6.3 Klager heeft tevens aangevoerd dat de gerechtsdeurwaarder € 6.000,- op een rekening heeft staan, maar nooit iets heeft afgelost aan DUO.

7. Het verweer in verzet van de gerechtsdeurwaarder

In verzet heeft de gerechtsdeurwaarder de door klager aangevoerde gronden gemotiveerd betwist. Voor zover nodig wordt hierna op dat verweer ingegaan.

8. De beoordeling van de gronden van het verzet

8.1 De kamer overweegt dat de voorzitter bij de beoordeling van de inleidende klacht de juiste maatstaf heeft toegepast. De gronden van het verzet tegen de beslissing van de voorzitter leveren geen nieuwe gezichtspunten op die maken dat de kamer tot een andere beslissing komt. Uit de overgelegde producties blijkt dat de gerechtsdeurwaarder klager erop heeft gewezen dat de betalingsregeling was komen te vervallen en dat indien klager niet een hogere regeling kon treffen er zou worden overgegaan tot beslaglegging. Dat klager wel maandelijks € 50,- is blijven betalen doet aan het voorgaande niets af. De gerechtsdeurwaarder heeft niet tuchtrechtelijk laakbaar gehandeld door beslag op het inkomen van klager te leggen. Overigens blijkt uit het verweerschrift dat DUO de gerechtsdeurwaarder op 27 juli 2023 een opschortingsbericht heeft gestuurd met het verzoek de zaken van klager met terugwerkende kracht vanaf 6 juni 2023 aan te houden. De gerechtsdeurwaarder heeft aan dit verzoek voldaan en heeft de gelden die na 6 juni 2023 uit het beslag zijn ontvangen teruggestort naar de werkgever van klager. Uit het verweerschrift blijkt verder dat de gerechtsdeurwaarder eerder in dossier 401560 een bedrag van

€ 5.552,63 aan DUO heeft afgedragen en dat dat dossier volledig door klager is voldaan. In de lopende zaken zijn nog geen afdrachten gedaan. Dit zal bij het afwikkelen van die dossiers gebeuren. De gerechtsdeurwaarder is nu nog in afwachting van een bericht van DUO of de executie moet worden voortgezet of dat de gerechtsdeurwaarder de zaken moet sluiten.

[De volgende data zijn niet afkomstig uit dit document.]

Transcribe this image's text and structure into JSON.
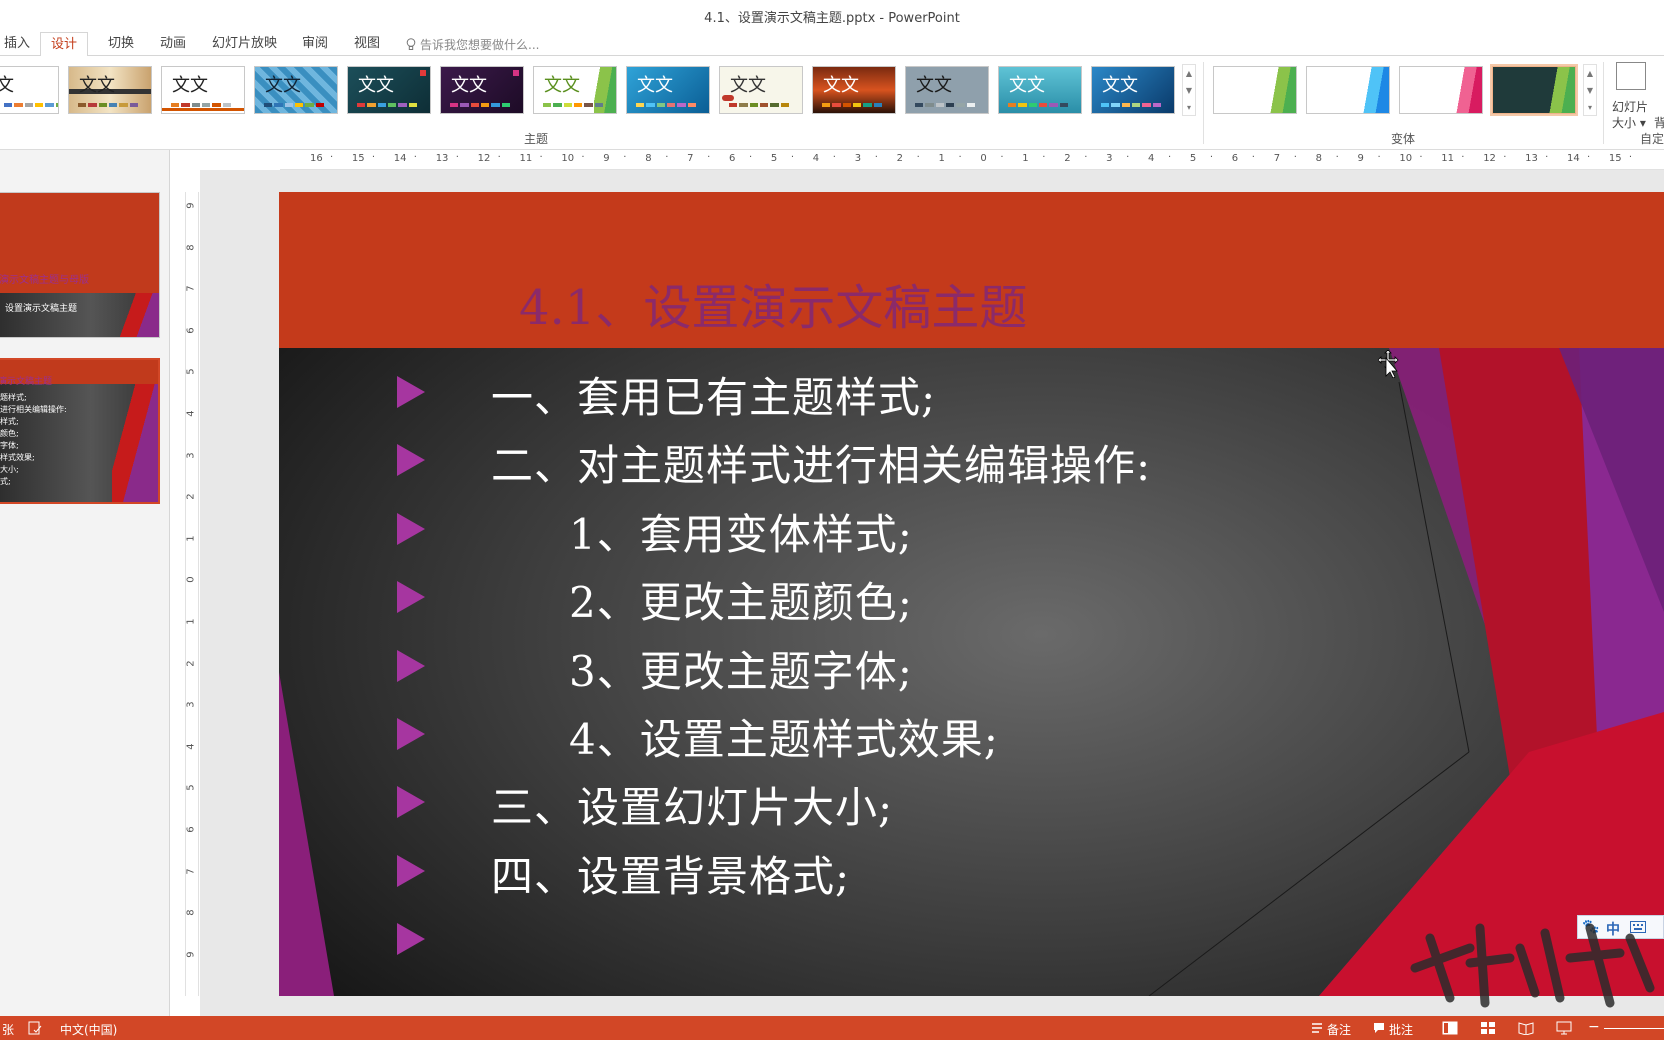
{
  "window": {
    "title": "4.1、设置演示文稿主题.pptx - PowerPoint"
  },
  "tabs": [
    {
      "label": "插入"
    },
    {
      "label": "设计"
    },
    {
      "label": "切换"
    },
    {
      "label": "动画"
    },
    {
      "label": "幻灯片放映"
    },
    {
      "label": "审阅"
    },
    {
      "label": "视图"
    }
  ],
  "tell_me": {
    "placeholder": "告诉我您想要做什么..."
  },
  "ribbon": {
    "themes_group_label": "主题",
    "variants_group_label": "变体",
    "customize_group_label": "自定",
    "theme_thumb_text": "文文",
    "theme_thumb_text_short": "文",
    "slide_size_label_1": "幻灯片",
    "slide_size_label_2": "大小 ▾",
    "format_bg_label_1": "",
    "format_bg_label_2": "背"
  },
  "thumbnails": [
    {
      "line1": "演示文稿主题与母版",
      "line2": "设置演示文稿主题"
    },
    {
      "title": "演示文稿主题",
      "lines": [
        "题样式;",
        "进行相关编辑操作:",
        "样式;",
        "颜色;",
        "字体;",
        "样式效果;",
        "大小;",
        "式;"
      ]
    }
  ],
  "ruler": {
    "horizontal": [
      "16",
      "15",
      "14",
      "13",
      "12",
      "11",
      "10",
      "9",
      "8",
      "7",
      "6",
      "5",
      "4",
      "3",
      "2",
      "1",
      "0",
      "1",
      "2",
      "3",
      "4",
      "5",
      "6",
      "7",
      "8",
      "9",
      "10",
      "11",
      "12",
      "13",
      "14",
      "15"
    ],
    "vertical": [
      "9",
      "8",
      "7",
      "6",
      "5",
      "4",
      "3",
      "2",
      "1",
      "0",
      "1",
      "2",
      "3",
      "4",
      "5",
      "6",
      "7",
      "8",
      "9"
    ]
  },
  "slide": {
    "title": "4.1、设置演示文稿主题",
    "bullets": [
      "一、套用已有主题样式;",
      "二、对主题样式进行相关编辑操作:",
      "1、套用变体样式;",
      "2、更改主题颜色;",
      "3、更改主题字体;",
      "4、设置主题样式效果;",
      "三、设置幻灯片大小;",
      "四、设置背景格式;",
      ""
    ]
  },
  "ime": {
    "mode": "中"
  },
  "statusbar": {
    "slide_info": "张",
    "language": "中文(中国)",
    "notes": "备注",
    "comments": "批注"
  },
  "colors": {
    "accent": "#d24726",
    "title_band": "#c43a1b",
    "slide_title_text": "#8b2a6a",
    "bullet_arrow": "#a636a0"
  }
}
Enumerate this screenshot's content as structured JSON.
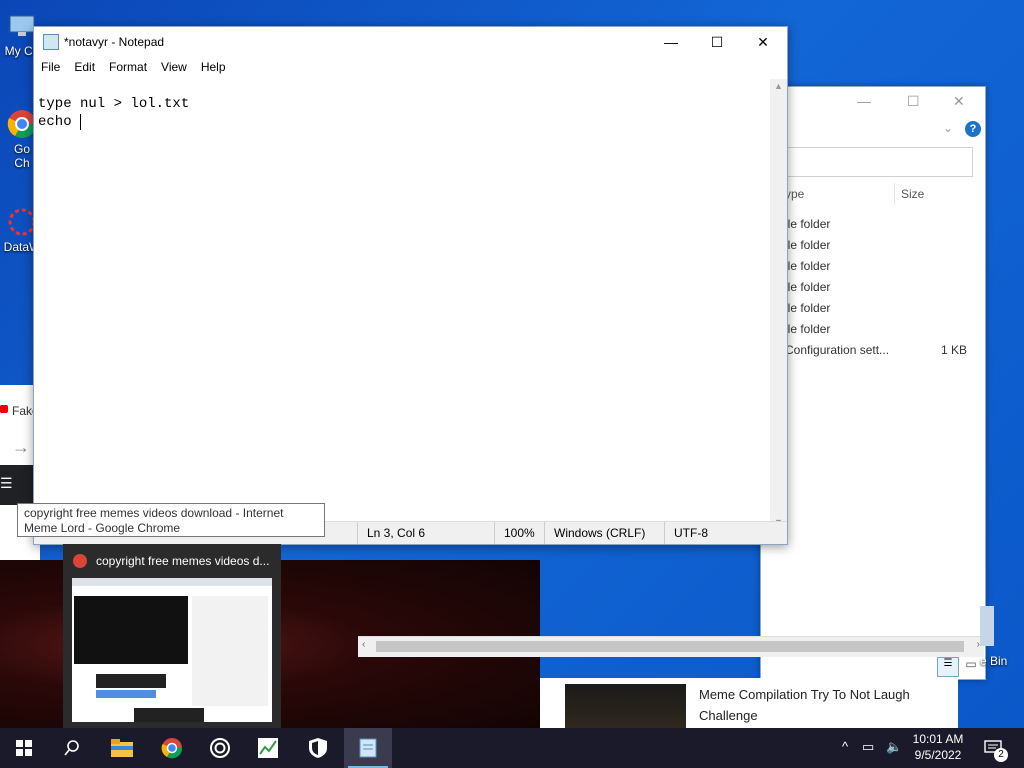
{
  "desktop": {
    "icons": [
      {
        "label": "My Co"
      },
      {
        "label": "Go\nCh"
      },
      {
        "label": "DataW"
      }
    ]
  },
  "chrome_tab": {
    "label": "Fake"
  },
  "notepad": {
    "title": "*notavyr - Notepad",
    "menu": [
      "File",
      "Edit",
      "Format",
      "View",
      "Help"
    ],
    "content": "type nul > lol.txt\necho ",
    "status": {
      "position": "Ln 3, Col 6",
      "zoom": "100%",
      "line_ending": "Windows (CRLF)",
      "encoding": "UTF-8"
    }
  },
  "explorer": {
    "columns": {
      "type": "ype",
      "size": "Size"
    },
    "rows": [
      {
        "type": "ile folder",
        "size": ""
      },
      {
        "type": "ile folder",
        "size": ""
      },
      {
        "type": "ile folder",
        "size": ""
      },
      {
        "type": "ile folder",
        "size": ""
      },
      {
        "type": "ile folder",
        "size": ""
      },
      {
        "type": "ile folder",
        "size": ""
      },
      {
        "type": "Configuration sett...",
        "size": "1 KB"
      }
    ]
  },
  "tooltip": {
    "text": "copyright free memes videos download - Internet Meme Lord - Google Chrome"
  },
  "preview": {
    "title": "copyright free memes videos d..."
  },
  "youtube_card": {
    "title": "Meme Compilation Try To Not Laugh Challenge"
  },
  "recycle_bin": {
    "label": "e Bin"
  },
  "tray": {
    "time": "10:01 AM",
    "date": "9/5/2022",
    "notifications": "2"
  }
}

8.2 De kamer is het met de beslissing van de voorzitter eens en het verzet dient dan ook ongegrond te worden verklaard.

8.3 Het voorgaande leidt tot de navolgende beslissing.

BESLISSING:

De Kamer voor Gerechtsdeurwaarders:

  • verklaart het verzet ongegrond.

Aldus gegeven door mr. L. van Berkum, plaatsvervangend-voorzitter,

mr. A.E. de Vos en M.J.C. van Leeuwen, leden en uitgesproken ter openbare terechtzitting van 12 juni 2024, in tegenwoordigheid van de secretaris.

Tegen deze beslissing staat op grond van het bepaalde in artikel 39, lid 4 van de Gerechtsdeurwaarderswet geen rechtsmiddel open.